Shortly after she became division director, Blunt and the Republican-led Legislature enacted an overhaul of Missouri’s workers’ compensation laws that made it harder to prove injuries are work-related. For example, the law required work to be the “prevailing factor” to be compensated for an injury, instead of the previous standard of a “substantial factor.” Supporters hoped the new restrictions would help lower insurance premiums paid by businesses.

More recently, Blunt asked the Division of Workers’ Compensation to conduct its own review of a state fund that pays disabled workers who suffer further on-the-job injuries. The Republican governor cited his displeasure with the conclusions of a report by Democratic State Auditor Susan Montee, who said the fund would run out of money during 2008.

Montee asserted the 2005 law, which capped employer contributions to the fund, was partly to blame for the cash shortage. But Blunt directed the division to determine why payouts from the fund have increased in recent years, from $29 million in 2000 to $64 million in 2006.

Another big issue for the Workers’ Compensation Division was a decision in January by the state Supreme Court that dependents are entitled to receive the payments due a deceased worker who had been “permanently and totally disabled.” That reversed the long-held assumption that workers’ compensation payments end when an injured employee dies of an unrelated cause.

Blunt’s administration supported legislation that would have effectively reversed that decision. The bill passed the Senate but failed to come to a vote in the House.

Secrest said her displacement as director came as a surprise.

“I thought I was doing a terrific job, and I enjoyed it very much and I thought we were having lots of success,” she said.

Her departure also surprised some who had worked closely with her.

Gary Marble, president of Associated Industries of Missouri, said he had met with Secrest late Thursday morning to discuss the Second Injury Fund and had no indication her job was about to end.
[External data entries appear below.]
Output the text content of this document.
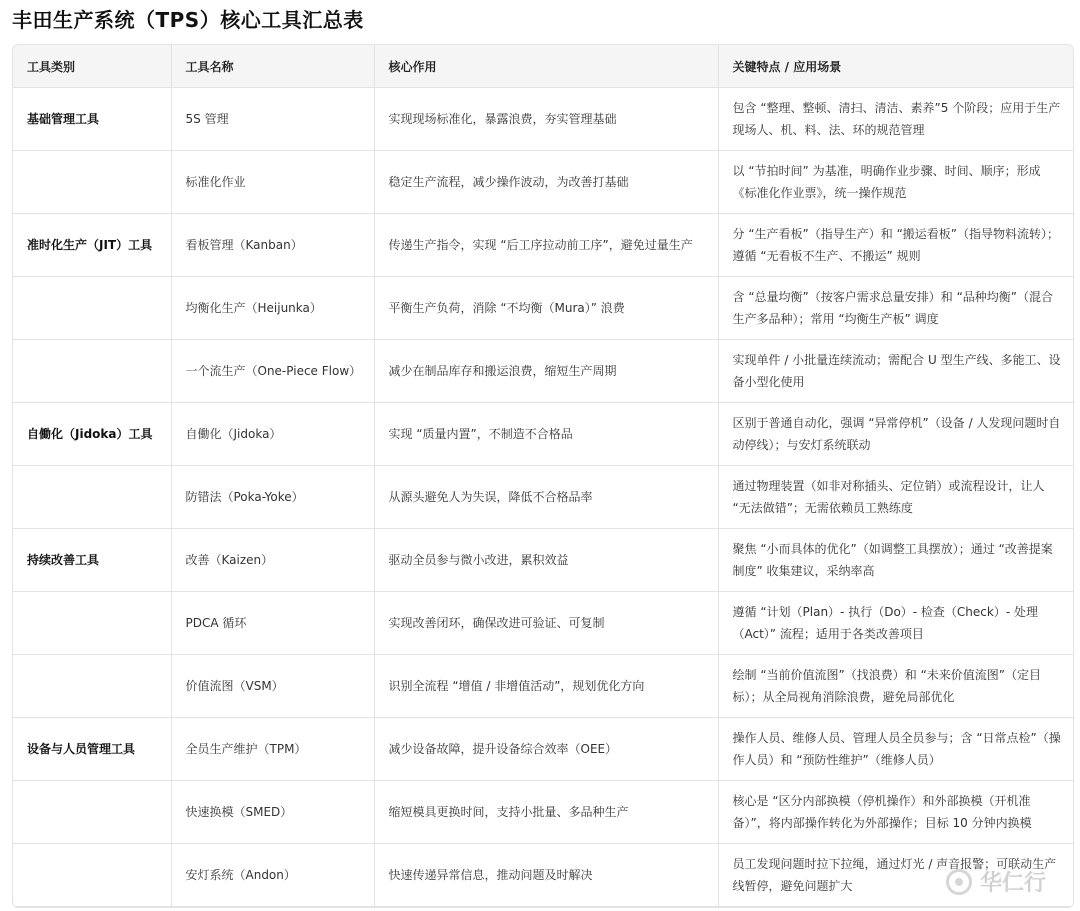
丰田生产系统（TPS）核心工具汇总表
工具类别	工具名称	核心作用	关键特点 / 应用场景
基础管理工具	5S 管理	实现现场标准化，暴露浪费，夯实管理基础	包含 “整理、整顿、清扫、清洁、素养”5 个阶段；应用于生产现场人、机、料、法、环的规范管理
	标准化作业	稳定生产流程，减少操作波动，为改善打基础	以 “节拍时间” 为基准，明确作业步骤、时间、顺序；形成《标准化作业票》，统一操作规范
准时化生产（JIT）工具	看板管理（Kanban）	传递生产指令，实现 “后工序拉动前工序”，避免过量生产	分 “生产看板”（指导生产）和 “搬运看板”（指导物料流转）；遵循 “无看板不生产、不搬运” 规则
	均衡化生产（Heijunka）	平衡生产负荷，消除 “不均衡（Mura）” 浪费	含 “总量均衡”（按客户需求总量安排）和 “品种均衡”（混合生产多品种）；常用 “均衡生产板” 调度
	一个流生产（One-Piece Flow）	减少在制品库存和搬运浪费，缩短生产周期	实现单件 / 小批量连续流动；需配合 U 型生产线、多能工、设备小型化使用
自働化（Jidoka）工具	自働化（Jidoka）	实现 “质量内置”，不制造不合格品	区别于普通自动化，强调 “异常停机”（设备 / 人发现问题时自动停线）；与安灯系统联动
	防错法（Poka-Yoke）	从源头避免人为失误，降低不合格品率	通过物理装置（如非对称插头、定位销）或流程设计，让人 “无法做错”；无需依赖员工熟练度
持续改善工具	改善（Kaizen）	驱动全员参与微小改进，累积效益	聚焦 “小而具体的优化”（如调整工具摆放）；通过 “改善提案制度” 收集建议，采纳率高
	PDCA 循环	实现改善闭环，确保改进可验证、可复制	遵循 “计划（Plan）- 执行（Do）- 检查（Check）- 处理（Act）” 流程；适用于各类改善项目
	价值流图（VSM）	识别全流程 “增值 / 非增值活动”，规划优化方向	绘制 “当前价值流图”（找浪费）和 “未来价值流图”（定目标）；从全局视角消除浪费，避免局部优化
设备与人员管理工具	全员生产维护（TPM）	减少设备故障，提升设备综合效率（OEE）	操作人员、维修人员、管理人员全员参与；含 “日常点检”（操作人员）和 “预防性维护”（维修人员）
	快速换模（SMED）	缩短模具更换时间，支持小批量、多品种生产	核心是 “区分内部换模（停机操作）和外部换模（开机准备）”，将内部操作转化为外部操作；目标 10 分钟内换模
	安灯系统（Andon）	快速传递异常信息，推动问题及时解决	员工发现问题时拉下拉绳，通过灯光 / 声音报警；可联动生产线暂停，避免问题扩大	华仁行
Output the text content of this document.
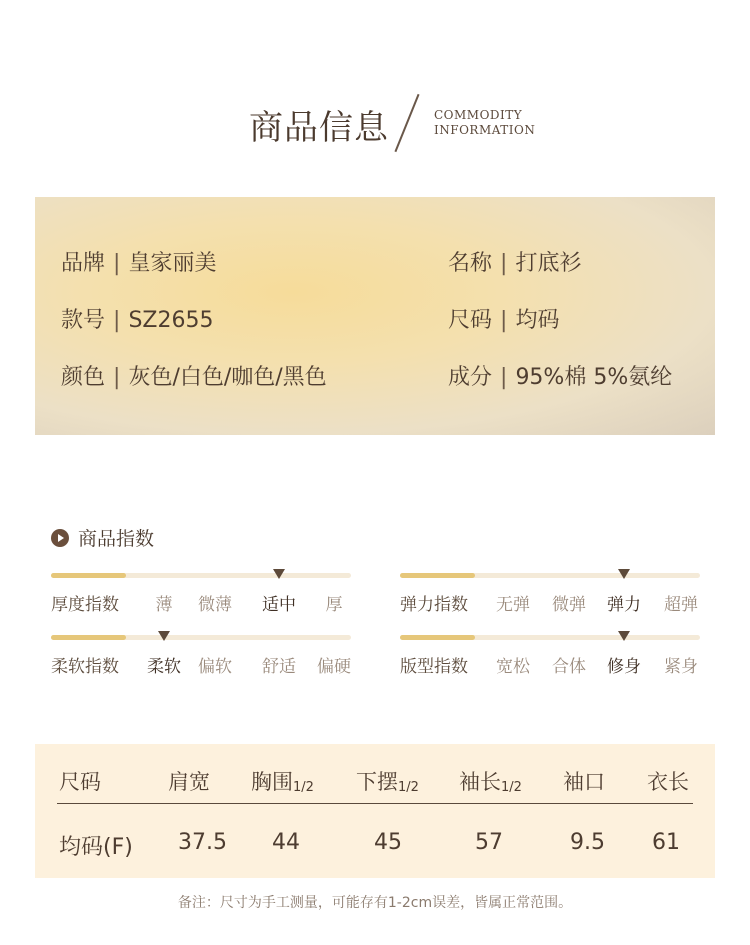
商品信息	COMMODITY
INFORMATION
品牌 | 皇家丽美	名称 | 打底衫
款号 | SZ2655	尺码 | 均码
颜色 | 灰色/白色/咖色/黑色	成分 | 95%棉 5%氨纶
商品指数
厚度指数 薄 微薄 适中 厚	弹力指数 无弹 微弹 弹力 超弹
柔软指数 柔软 偏软 舒适 偏硬	版型指数 宽松 合体 修身 紧身
尺码	肩宽 胸围$_{1/2}$ 下摆$_{1/2}$ 袖长$_{1/2}$ 袖口 衣长
均码(F) 37.5 44	45	57	9.5 61
备注：尺寸为手工测量，可能存有1-2cm误差，皆属正常范围。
Marble is a former Republican lawmaker from Neosho who served with Secrest in the House and considers her a friend.

“I’m as shocked as anyone else,” Marble said Friday. “She is the most knowledgeable person in the state of Missouri on workers’ compensation issues. She is the most credible person, the most honest person, the most ethical and trustworthy person I have ever worked with.”

Secrest said her official departure is June 22, though her job effectively ended Thursday night.

By Friday, the department’s Internet site already had Secrest’s name removed as the division director. Lucas Boling, the division’s deputy director, was named acting director.